L'éthique du care s'inscrit dans un mouvement de réhabilitation des émotions et des sentiments dans la théorie morale et sociale. ; elle légitime ce qui relève du domaine privé comme politique. L'édition 2006 du livre Le souci des autres a été accueillie avec un grand intérêt par des publics divers, tant au sein du monde académique (en philosophie, en sciences sociales et humaines) que du monde professionnel (santé, travail social, assurances, handicap).

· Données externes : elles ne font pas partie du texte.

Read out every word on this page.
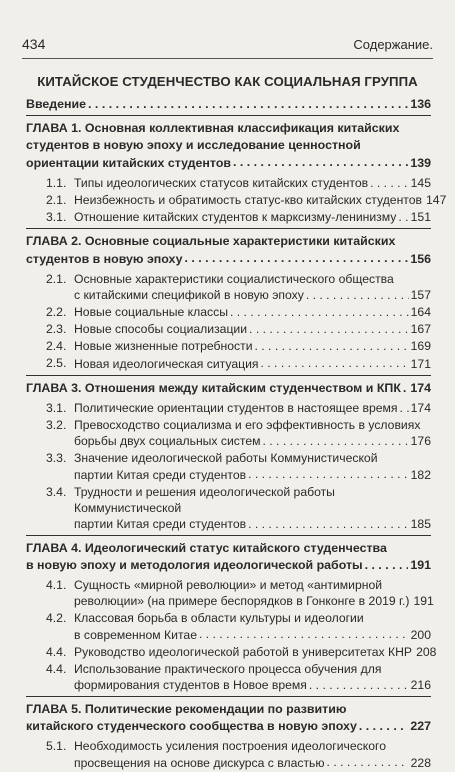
434	Содержание.
КИТАЙСКОЕ СТУДЕНЧЕСТВО КАК СОЦИАЛЬНАЯ ГРУППА
Введение . . .	136
ГЛАВА 1. Основная коллективная классификация китайских
студентов в новую эпоху и исследование ценностной
ориентации китайских студентов . . .	139
1.1. Типы идеологических статусов китайских студентов . . .	145
2.1. Неизбежность и обратимость статус-кво китайских студентов 147
3.1. Отношение китайских студентов к марксизму-ленинизму . . . 151
ГЛАВА 2. Основные социальные характеристики китайских
студентов в новую эпоху . . .	156
2.1. Основные характеристики социалистического общества
с китайскими спецификой в новую эпоху . . .	157
2.2. Новые социальные классы . . .	164
2.3. Новые способы социализации . . .	167
2.4. Новые жизненные потребности . . .	169
2.5. Новая идеологическая ситуация . . .	171
ГЛАВА 3. Отношения между китайским студенчеством и КПК . . . 174
3.1. Политические ориентации студентов в настоящее время . . . 174
3.2. Превосходство социализма и его эффективность в условиях
борьбы двух социальных систем . . .	176
3.3. Значение идеологической работы Коммунистической
партии Китая среди студентов . . .	182
3.4. Трудности и решения идеологической работы Коммунистической
партии Китая среди студентов . . .	185
ГЛАВА 4. Идеологический статус китайского студенчества
в новую эпоху и методология идеологической работы . . .	191
4.1. Сущность «мирной революции» и метод «антимирной
революции» (на примере беспорядков в Гонконге в 2019 г.) 191
4.2. Классовая борьба в области культуры и идеологии
в современном Китае . . .	200
4.4. Руководство идеологической работой в университетах КНР 208
4.4. Использование практического процесса обучения для
формирования студентов в Новое время . . .	216
ГЛАВА 5. Политические рекомендации по развитию
китайского студенческого сообщества в новую эпоху . . .	227
5.1. Необходимость усиления построения идеологического
просвещения на основе дискурса с властью . . .	228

Mais l'éthique du care a également suscité des réactions d'incompréhension voire d'hostilité notamment dans le monde médiatique et politique, qui depuis opèrent un retour. Les auteurs font le point sur l'accueil passé et présent. Outre une nouvelle préface, le livre publie un texte de Carol Gilligan, dont le livre fondateur In a Different Voice avait servi de base de réflexion à la plupart des contributions. Cette nouvelle édition, attendue, est aussi l'occasion pour les auteurs de défendre une politique du care qui impliquerait une transformation des priorités politiques.